En attendant qu'elle revienne avec le verre promis, il observa le lieu en silence. La pièce n'était ni spacieuse ni étouffante, mais un désordre insidieux l'habitait. Les murs, rongés par l'humidité, s'effritaient. La peinture, usée par les saisons, tombait en écailles pâles. Une ampoule vacillante diffusait une clarté maladive, et au plafond, des toiles d'araignée pendaient comme des cicatrices du temps.
Dimas soupira intérieurement. Si Lisa n'avait pas englouti ses gains dans les excès nocturnes, cette demeure, où elle vivait avec sa mère et sa sœur, aurait sans doute gardé un semblant de dignité.
Kumala revint, posant un verre froid sur la table. Ses mains tremblaient légèrement.
- Dimas... il faut que je t'avoue quelque chose, murmura-t-elle, les yeux brillants de larmes qu'elle essuya maladroitement.
Il porta le verre à ses lèvres. La condensation glissa sur le tissu sombre de son pantalon, mais il n'y prêta pas attention. L'idée de partir lui avait traversé l'esprit, mais abandonner cette femme accablée lui semblait cruel.
- Tu sais, mon garçon, l'âge m'a rattrapée, et la maladie aussi. Le diabète me ronge. Je ne peux plus travailler, ajouta-t-elle, d'une voix brisée.
Il acquiesça, ses mains jointes, prêt à écouter.
- Depuis que mon mari m'a quittée pour une autre femme, la vie n'a cessé de s'assombrir. Les papiers du divorce traînent depuis des années, et Lisa est déjà une adulte. La maison que j'occupe, je l'avais achetée avec lui. Mais désormais, malade et sans ressources, comment nourrir ma famille ? dit-elle, avant d'éclater en sanglots, laissant sa peine se déverser sans retenue.
Touché, Dimas se leva et l'entoura d'une étreinte pleine de compassion.
- Ne pleure pas, tante... si tu souffres, je souffre aussi, murmura-t-il.
- Laisse-moi au moins vider mon cœur, répondit-elle avec un sourire las. Lisa devrait soulager ce fardeau, surtout depuis qu'elle a un bon poste dans une société de télécommunications à Jakarta. Mais elle préfère dépenser sa paie en plaisirs éphémères...
- Pardonne-moi, tante, dit Dimas en serrant les poings. J'ai tenté de l'empêcher de boire, mais elle est si obstinée !
- Ne t'accuse pas, mon enfant. Tu fais ce que tu peux. C'est ma faute... si j'avais mieux guidé ma fille, jamais elle n'aurait pris ce chemin.

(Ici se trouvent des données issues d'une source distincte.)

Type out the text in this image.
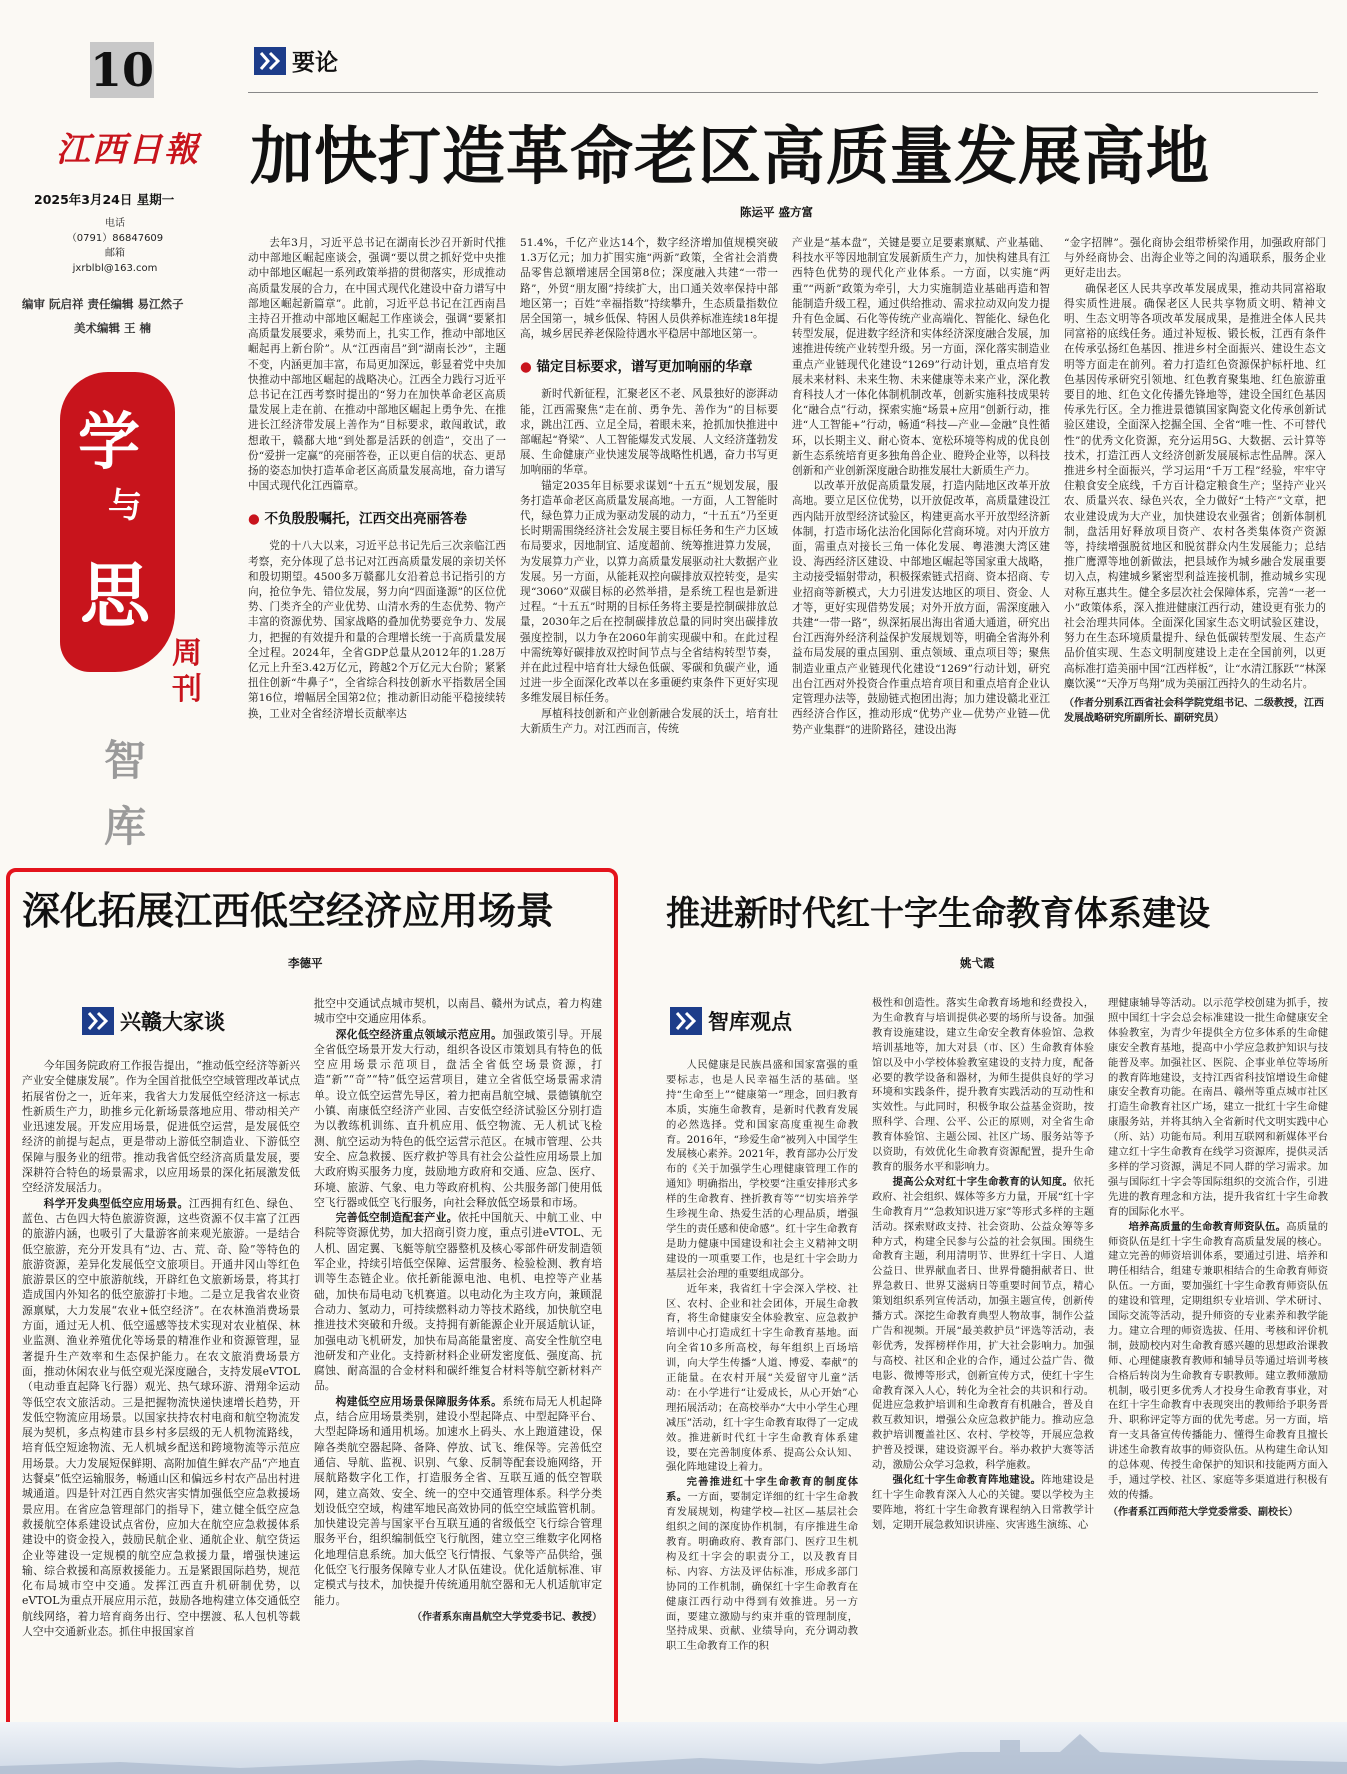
10
江西日報
2025年3月24日 星期一
电话
（0791）86847609
邮箱
jxrblbl@163.com
编审 阮启祥 责任编辑 易江然子
美术编辑 王 楠
学
与
思
周
刊
智
库
要论
加快打造革命老区高质量发展高地
陈运平 盛方富

去年3月，习近平总书记在湖南长沙召开新时代推动中部地区崛起座谈会，强调“要以贯之抓好党中央推动中部地区崛起一系列政策举措的贯彻落实，形成推动高质量发展的合力，在中国式现代化建设中奋力谱写中部地区崛起新篇章”。此前，习近平总书记在江西南昌主持召开推动中部地区崛起工作座谈会，强调“要紧扣高质量发展要求，乘势而上，扎实工作，推动中部地区崛起再上新台阶”。从“江西南昌”到“湖南长沙”，主题不变，内涵更加丰富，布局更加深远，彰显着党中央加快推动中部地区崛起的战略决心。江西全力践行习近平总书记在江西考察时提出的“努力在加快革命老区高质量发展上走在前、在推动中部地区崛起上勇争先、在推进长江经济带发展上善作为”目标要求，敢闯敢试，敢想敢干，赣鄱大地“到处都是活跃的创造”，交出了一份“爱拼一定赢”的亮丽答卷，正以更自信的状态、更昂扬的姿态加快打造革命老区高质量发展高地，奋力谱写中国式现代化江西篇章。

● 不负殷殷嘱托，江西交出亮丽答卷

党的十八大以来，习近平总书记先后三次亲临江西考察，充分体现了总书记对江西高质量发展的亲切关怀和殷切期望。4500多万赣鄱儿女沿着总书记指引的方向，抢位争先、错位发展，努力向“四面逢源”的区位优势、门类齐全的产业优势、山清水秀的生态优势、物产丰富的资源优势、国家战略的叠加优势要竞争力、发展力，把握的有效提升和量的合理增长统一于高质量发展全过程。2024年，全省GDP总量从2012年的1.28万亿元上升至3.42万亿元，跨越2个万亿元大台阶；紧紧扭住创新“牛鼻子”，全省综合科技创新水平指数居全国第16位，增幅居全国第2位；推动新旧动能平稳接续转换，工业对全省经济增长贡献率达

51.4%，千亿产业达14个，数字经济增加值规模突破1.3万亿元；加力扩围实施“两新”政策，全省社会消费品零售总额增速居全国第8位；深度融入共建“一带一路”，外贸“朋友圈”持续扩大，出口通关效率保持中部地区第一；百姓“幸福指数”持续攀升，生态质量指数位居全国第一，城乡低保、特困人员供养标准连续18年提高，城乡居民养老保险待遇水平稳居中部地区第一。

● 锚定目标要求，谱写更加响丽的华章

新时代新征程，汇聚老区不老、风景独好的澎湃动能，江西需聚焦“走在前、勇争先、善作为”的目标要求，跳出江西、立足全局，着眼未来，抢抓加快推进中部崛起“脊梁”、人工智能爆发式发展、人文经济蓬勃发展、生命健康产业快速发展等战略性机遇，奋力书写更加响丽的华章。
锚定2035年目标要求谋划“十五五”规划发展，服务打造革命老区高质量发展高地。一方面，人工智能时代，绿色算力正成为驱动发展的动力，“十五五”乃至更长时期需围绕经济社会发展主要目标任务和生产力区域布局要求，因地制宜、适度超前、统筹推进算力发展，为发展算力产业，以算力高质量发展驱动社大数据产业发展。另一方面，从能耗双控向碳排放双控转变，是实现“3060”双碳目标的必然举措，是系统工程也是新进过程。“十五五”时期的目标任务将主要是控制碳排放总量，2030年之后在控制碳排放总量的同时突出碳排放强度控制，以力争在2060年前实现碳中和。在此过程中需统筹好碳排放双控时间节点与全省结构转型节奏，并在此过程中培育壮大绿色低碳、零碳和负碳产业，通过进一步全面深化改革以在多重硬约束条件下更好实现多维发展目标任务。
厚植科技创新和产业创新融合发展的沃土，培育壮大新质生产力。对江西而言，传统

产业是“基本盘”，关键是要立足要素禀赋、产业基础、科技水平等因地制宜发展新质生产力，加快构建具有江西特色优势的现代化产业体系。一方面，以实施“两重”“两新”政策为牵引，大力实施制造业基础再造和智能制造升级工程，通过供给推动、需求拉动双向发力提升有色金属、石化等传统产业高端化、智能化、绿色化转型发展，促进数字经济和实体经济深度融合发展，加速推进传统产业转型升级。另一方面，深化落实制造业重点产业链现代化建设“1269”行动计划，重点培育发展未来材料、未来生物、未来健康等未来产业，深化教育科技人才一体化体制机制改革，创新实施科技成果转化“融合点”行动，探索实施“场景+应用”创新行动，推进“人工智能+”行动，畅通“科技—产业—金融”良性循环，以长期主义、耐心资本、宽松环境等构成的优良创新生态系统培育更多独角兽企业、瞪羚企业等，以科技创新和产业创新深度融合助推发展壮大新质生产力。
以改革开放促高质量发展，打造内陆地区改革开放高地。要立足区位优势，以开放促改革，高质量建设江西内陆开放型经济试验区，构建更高水平开放型经济新体制，打造市场化法治化国际化营商环境。对内开放方面，需重点对接长三角一体化发展、粤港澳大湾区建设、海西经济区建设、中部地区崛起等国家重大战略，主动接受辐射带动，积极探索链式招商、资本招商、专业招商等新模式，大力引进发达地区的项目、资金、人才等，更好实现借势发展；对外开放方面，需深度融入共建“一带一路”，纵深拓展出海出省通大通道，研究出台江西海外经济利益保护发展规划等，明确全省海外利益布局发展的重点国别、重点领域、重点项目等；聚焦制造业重点产业链现代化建设“1269”行动计划，研究出台江西对外投资合作重点培育项目和重点培育企业认定管理办法等，鼓励链式抱团出海；加力建设赣北亚江西经济合作区，推动形成“优势产业—优势产业链—优势产业集群”的进阶路径，建设出海

“金字招牌”。强化商协会组带桥梁作用，加强政府部门与外经商协会、出海企业等之间的沟通联系，服务企业更好走出去。
确保老区人民共享改革发展成果，推动共同富裕取得实质性进展。确保老区人民共享物质文明、精神文明、生态文明等各项改革发展成果，是推进全体人民共同富裕的底线任务。通过补短板、锻长板，江西有条件在传承弘扬红色基因、推进乡村全面振兴、建设生态文明等方面走在前列。着力打造红色资源保护标杆地、红色基因传承研究引领地、红色教育聚集地、红色旅游重要目的地、红色文化传播先锋地等，建设全国红色基因传承先行区。全力推进景德镇国家陶瓷文化传承创新试验区建设，全面深入挖掘全国、全省“唯一性、不可替代性”的优秀文化资源，充分运用5G、大数据、云计算等技术，打造江西人文经济创新发展展标志性品牌。深入推进乡村全面振兴，学习运用“千万工程”经验，牢牢守住粮食安全底线，千方百计稳定粮食生产；坚持产业兴农、质量兴农、绿色兴农，全力做好“土特产”文章，把农业建设成为大产业，加快建设农业强省；创新体制机制，盘活用好释放项目资产、农村各类集体资产资源等，持续增强脱贫地区和脱贫群众内生发展能力；总结推广鹰潭等地创新做法，把县域作为城乡融合发展重要切入点，构建城乡紧密型利益连接机制，推动城乡实现对称互惠共生。健全多层次社会保障体系，完善“一老一小”政策体系，深入推进健康江西行动，建设更有张力的社会治理共同体。全面深化国家生态文明试验区建设，努力在生态环境质量提升、绿色低碳转型发展、生态产品价值实现、生态文明制度建设上走在全国前列，以更高标准打造美丽中国“江西样板”，让“水清江豚跃”“林深麋饮溪”“天净万鸟翔”成为美丽江西持久的生动名片。

（作者分别系江西省社会科学院党组书记、二级教授，江西发展战略研究所副所长、副研究员）
深化拓展江西低空经济应用场景
李德平
兴赣大家谈

今年国务院政府工作报告提出，“推动低空经济等新兴产业安全健康发展”。作为全国首批低空空域管理改革试点拓展省份之一，近年来，我省大力发展低空经济这一标志性新质生产力，助推乡元化新场景落地应用、带动相关产业迅速发展。开发应用场景，促进低空运营，是发展低空经济的前提与起点，更是带动上游低空制造业、下游低空保障与服务业的纽带。推动我省低空经济高质量发展，要深耕符合特色的场景需求，以应用场景的深化拓展激发低空经济发展活力。

科学开发典型低空应用场景。江西拥有红色、绿色、蓝色、古色四大特色旅游资源，这些资源不仅丰富了江西的旅游内涵，也吸引了大量游客前来观光旅游。一是结合低空旅游，充分开发具有“边、古、荒、奇、险”等特色的旅游资源，差异化发展低空文旅项目。开通井冈山等红色旅游景区的空中旅游航线，开辟红色文旅新场景，将其打造成国内外知名的低空旅游打卡地。二是立足我省农业资源禀赋，大力发展“农业+低空经济”。在农林渔消费场景方面，通过无人机、低空遥感等技术实现对农业植保、林业监测、渔业养殖优化等场景的精准作业和资源管理，显著提升生产效率和生态保护能力。在农文旅消费场景方面，推动休闲农业与低空观光深度融合，支持发展eVTOL（电动垂直起降飞行器）观光、热气球环游、滑翔伞运动等低空农文旅活动。三是把握物流快递快速增长趋势，开发低空物流应用场景。以国家扶持农村电商和航空物流发展为契机，多点构建市县乡村多层级的无人机物流路线，培育低空短途物流、无人机城乡配送和跨境物流等示范应用场景。大力发展短保鲜期、高附加值生鲜农产品“产地直达餐桌”低空运输服务，畅通山区和偏远乡村农产品出村进城通道。四是针对江西自然灾害实情加强低空应急救援场景应用。在省应急管理部门的指导下，建立健全低空应急救援航空体系建设试点省份，应加大在航空应急救援体系建设中的资金投入，鼓励民航企业、通航企业、航空货运企业等建设一定规模的航空应急救援力量，增强快速运输、综合救援和高原救援能力。五是紧跟国际趋势，规范化布局城市空中交通。发挥江西直升机研制优势，以eVTOL为重点开展应用示范，鼓励各地构建立体交通低空航线网络，着力培育商务出行、空中摆渡、私人包机等载人空中交通新业态。抓住申报国家首

批空中交通试点城市契机，以南昌、赣州为试点，着力构建城市空中交通应用体系。

深化低空经济重点领域示范应用。加强政策引导。开展全省低空场景开发大行动，组织各设区市策划具有特色的低空应用场景示范项目，盘活全省低空场景资源，打造“新”“奇”“特”低空运营项目，建立全省低空场景需求清单。设立低空运营先导区，着力把南昌航空城、景德镇航空小镇、南康低空经济产业园、吉安低空经济试验区分别打造为以教练机训练、直升机应用、低空物流、无人机试飞检测、航空运动为特色的低空运营示范区。在城市管理、公共安全、应急救援、医疗救护等具有社会公益性应用场景上加大政府购买服务力度，鼓励地方政府和交通、应急、医疗、环境、旅游、气象、电力等政府机构、公共服务部门使用低空飞行器或低空飞行服务，向社会释放低空场景和市场。

完善低空制造配套产业。依托中国航天、中航工业、中科院等资源优势，加大招商引资力度，重点引进eVTOL、无人机、固定翼、飞艇等航空器整机及核心零部件研发制造领军企业，持续引培低空保障、运营服务、检验检测、教育培训等生态链企业。依托新能源电池、电机、电控等产业基础，加快布局电动飞机赛道。以电动化为主攻方向，兼顾混合动力、氢动力，可持续燃料动力等技术路线，加快航空电推进技术突破和升级。支持拥有新能源企业开展适航认证，加强电动飞机研发，加快布局高能量密度、高安全性航空电池研发和产业化。支持新材料企业研发密度低、强度高、抗腐蚀、耐高温的合金材料和碳纤维复合材料等航空新材料产品。

构建低空应用场景保障服务体系。系统布局无人机起降点，结合应用场景类别，建设小型起降点、中型起降平台、大型起降场和通用机场。加速水上码头、水上跑道建设，保障各类航空器起降、备降、停放、试飞、维保等。完善低空通信、导航、监视、识别、气象、反制等配套设施网络，开展航路数字化工作，打造服务全省、互联互通的低空智联网，建立高效、安全、统一的空中交通管理体系。科学分类划设低空空域，构建军地民高效协同的低空空域监管机制。加快建设完善与国家平台互联互通的省级低空飞行综合管理服务平台，组织编制低空飞行航图，建立空三维数字化网格化地理信息系统。加大低空飞行情报、气象等产品供给，强化低空飞行服务保障专业人才队伍建设。优化适航标准、审定模式与技术，加快提升传统通用航空器和无人机适航审定能力。

（作者系东南昌航空大学党委书记、教授）
推进新时代红十字生命教育体系建设
姚弋霞
智库观点

人民健康是民族昌盛和国家富强的重要标志，也是人民幸福生活的基础。坚持“生命至上”“健康第一”理念，回归教育本质，实施生命教育，是新时代教育发展的必然选择。党和国家高度重视生命教育。2016年，“珍爱生命”被列入中国学生发展核心素养。2021年，教育部办公厅发布的《关于加强学生心理健康管理工作的通知》明确指出，学校要“注重安排形式多样的生命教育、挫折教育等”“切实培养学生珍视生命、热爱生活的心理品质，增强学生的责任感和使命感”。红十字生命教育是助力健康中国建设和社会主义精神文明建设的一项重要工作，也是红十字会助力基层社会治理的重要组成部分。
近年来，我省红十字会深入学校、社区、农村、企业和社会团体，开展生命教育，将生命健康安全体验教室、应急救护培训中心打造成红十字生命教育基地。面向全省10多所高校，每年组织上百场培训，向大学生传播“人道、博爱、奉献”的正能量。在农村开展“关爱留守儿童”活动：在小学进行“让爱成长，从心开始”心理拓展活动；在高校举办“大中小学生心理减压”活动，红十字生命教育取得了一定成效。推进新时代红十字生命教育体系建设，要在完善制度体系、提高公众认知、强化阵地建设上着力。

完善推进红十字生命教育的制度体系。一方面，要制定详细的红十字生命教育发展规划，构建学校—社区—基层社会组织之间的深度协作机制，有序推进生命教育。明确政府、教育部门、医疗卫生机构及红十字会的职责分工，以及教育目标、内容、方法及评估标准，形成多部门协同的工作机制，确保红十字生命教育在健康江西行动中得到有效推进。另一方面，要建立激励与约束并重的管理制度，坚持成果、贡献、业绩导向，充分调动教职工生命教育工作的积

极性和创造性。落实生命教育场地和经费投入，为生命教育与培训提供必要的场所与设备。加强教育设施建设，建立生命安全教育体验馆、急救培训基地等，加大对县（市、区）生命教育体验馆以及中小学校体验教室建设的支持力度，配备必要的教学设备和器材，为师生提供良好的学习环境和实践条件，提升教育实践活动的互动性和实效性。与此同时，积极争取公益基金资助，按照科学、合理、公平、公正的原则，对全省生命教育体验馆、主题公园、社区广场、服务站等予以资助，有效优化生命教育资源配置，提升生命教育的服务水平和影响力。

提高公众对红十字生命教育的认知度。依托政府、社会组织、媒体等多方力量，开展“红十字生命教育月”“急救知识进万家”等形式多样的主题活动。探索财政支持、社会资助、公益众筹等多种方式，构建全民参与公益的社会氛围。围绕生命教育主题，利用清明节、世界红十字日、人道公益日、世界献血者日、世界骨髓捐献者日、世界急救日、世界艾滋病日等重要时间节点，精心策划组织系列宣传活动，加强主题宣传，创新传播方式。深挖生命教育典型人物故事，制作公益广告和视频。开展“最美救护员”评选等活动，表彰优秀，发挥榜样作用，扩大社会影响力。加强与高校、社区和企业的合作，通过公益广告、微电影、微博等形式，创新宣传方式，使红十字生命教育深入人心，转化为全社会的共识和行动。促进应急救护培训和生命教育有机融合，普及自救互救知识，增强公众应急救护能力。推动应急救护培训覆盖社区、农村、学校等，开展应急救护普及授课，建设资源平台。举办救护大赛等活动，激励公众学习急救，科学施救。

强化红十字生命教育阵地建设。阵地建设是红十字生命教育深入人心的关键。要以学校为主要阵地，将红十字生命教育课程纳入日常教学计划，定期开展急救知识讲座、灾害逃生演练、心

理健康辅导等活动。以示范学校创建为抓手，按照中国红十字会总会标准建设一批生命健康安全体验教室，为青少年提供全方位多体系的生命健康安全教育基地，提高中小学应急救护知识与技能普及率。加强社区、医院、企事业单位等场所的教育阵地建设，支持江西省科技馆增设生命健康安全教育功能。在南昌、赣州等重点城市社区打造生命教育社区广场，建立一批红十字生命健康服务站，并将其纳入全省新时代文明实践中心（所、站）功能布局。利用互联网和新媒体平台建立红十字生命教育在线学习资源库，提供灵活多样的学习资源，满足不同人群的学习需求。加强与国际红十字会等国际组织的交流合作，引进先进的教育理念和方法，提升我省红十字生命教育的国际化水平。

培养高质量的生命教育师资队伍。高质量的师资队伍是红十字生命教育高质量发展的核心。建立完善的师资培训体系，要通过引进、培养和聘任相结合，组建专兼职相结合的生命教育师资队伍。一方面，要加强红十字生命教育师资队伍的建设和管理，定期组织专业培训、学术研讨、国际交流等活动，提升师资的专业素养和教学能力。建立合理的师资选拔、任用、考核和评价机制，鼓励校内对生命教育感兴趣的思想政治课教师、心理健康教育教师和辅导员等通过培训考核合格后转岗为生命教育专职教师。建立教师激励机制，吸引更多优秀人才投身生命教育事业，对在红十字生命教育中表现突出的教师给予职务晋升、职称评定等方面的优先考虑。另一方面，培育一支具备宣传传播能力、懂得生命教育且擅长讲述生命教育故事的师资队伍。从构建生命认知的总体观、传授生命保护的知识和技能两方面入手，通过学校、社区、家庭等多渠道进行积极有效的传播。

（作者系江西师范大学党委常委、副校长）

- Ne dis pas ça, tante, la coupa-t-il avec douleur.
Elle soupira.
- Si j'avais la force d'autrefois, je travaillerais sans hésiter. Mais même cette maison décrépite exige chaque année des impôts plus lourds. Comment subsister à trois ? La sœur cadette de Lisa est encore à l'université... Lisa seule pourrait nous sauver, et pourtant... je n'ai plus de solution.
Les paroles de Kumala pesèrent comme des pierres sur le cœur de Dimas. Voir cette mère abîmée par la souffrance le meurtrissait.
- Avec un peu plus d'argent, je paierais un bon avocat. Le divorce serait réglé, et cet homme... le père de Lisa... ne viendrait plus nous tourmenter, ajouta-t-elle, la voix éteinte.
Dimas fronça les sourcils.
- Il vous tourmente ?
- Oui. Il revient parfois, me frappe, m'humilie. Et moi, sans moyens, comment porter plainte ? Je subis en silence.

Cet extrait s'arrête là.